For those who think that a well-managed globalisation has the potential to benefit both developed and developing countries, and who believe in global social justice and the importance of democracy (and the vibrant middle class that supports it), all of this is bad news. Economic adjustments of this magnitude are always painful, but the economic pain is greater today because the winners are less prone to spend.
Indeed, the flip side of "a world awash with liquidity" is a world facing depressed aggregate demand. For the past seven years, America's unbridled spending filled the gap. Now both US household and government spending is likely to be curbed, as both parties' presidential candidates promise a return to fiscal responsibility. After seven years in which America has seen its national debt rise from $5.6tn to $9tn, this should be welcome news - but the timing couldn't be worse.

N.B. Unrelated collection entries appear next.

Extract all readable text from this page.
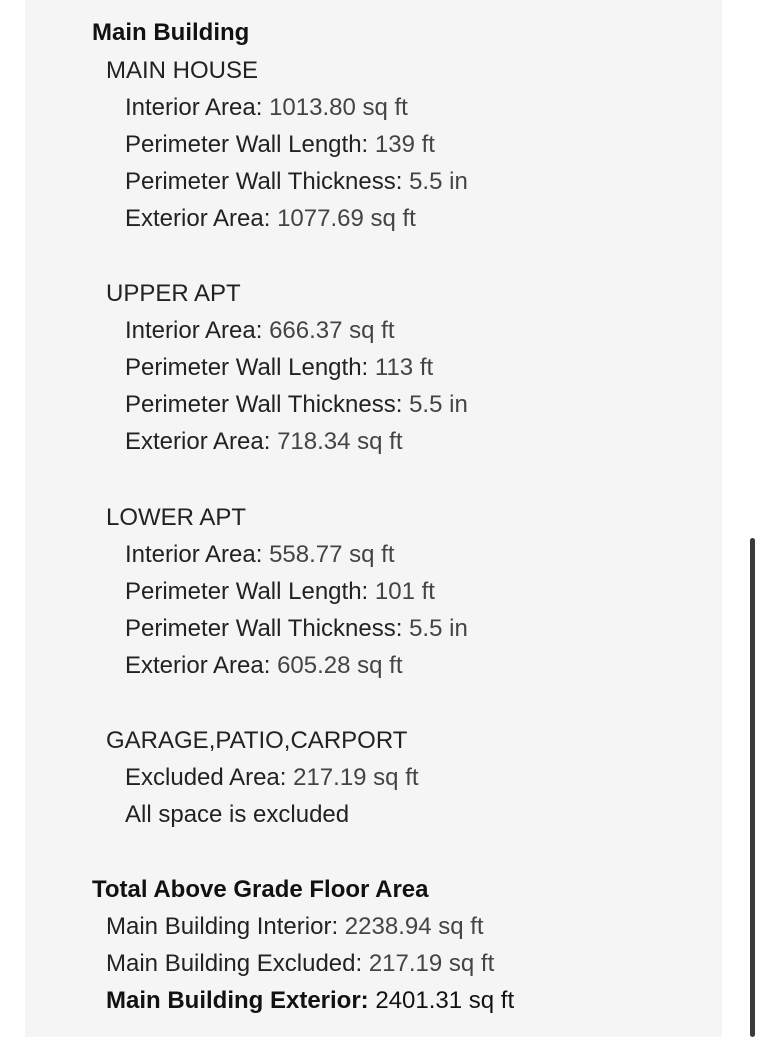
Main Building
MAIN HOUSE
Interior Area: 1013.80 sq ft
Perimeter Wall Length: 139 ft
Perimeter Wall Thickness: 5.5 in
Exterior Area: 1077.69 sq ft
UPPER APT
Interior Area: 666.37 sq ft
Perimeter Wall Length: 113 ft
Perimeter Wall Thickness: 5.5 in
Exterior Area: 718.34 sq ft
LOWER APT
Interior Area: 558.77 sq ft
Perimeter Wall Length: 101 ft
Perimeter Wall Thickness: 5.5 in
Exterior Area: 605.28 sq ft
GARAGE,PATIO,CARPORT
Excluded Area: 217.19 sq ft
All space is excluded
Total Above Grade Floor Area
Main Building Interior: 2238.94 sq ft
Main Building Excluded: 217.19 sq ft
Main Building Exterior: 2401.31 sq ft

Stiglitz is more or less advocating a deficit-financed fiscal stimulus that targets the middle and lower class. People as different as Robert Reich, Larry Summers and Martin Feldstein have shown that they're open to a fiscal stimulus package, should the need arise.
Question: when was the last time this country's leaders seriously considered offering a truly Keynsian stimulus package, one that was deficit financed and tried to raise aggregate demand by increasing the purchasing power of the lower and middle class? The Reagan and Bush stimulus packages targeted the wealthy, and as far as I know, Clinton wasn't in to deficits.
Brookings is having an event in a couple days where fiscal stimulus will be discussed by some heavyweights in the economics world (with the notable exception, as is customary in discussions of macroeconomic policy, of anyone that can be credibly identified with the left). Should be interesting to see what possibilities they entertain and rule out.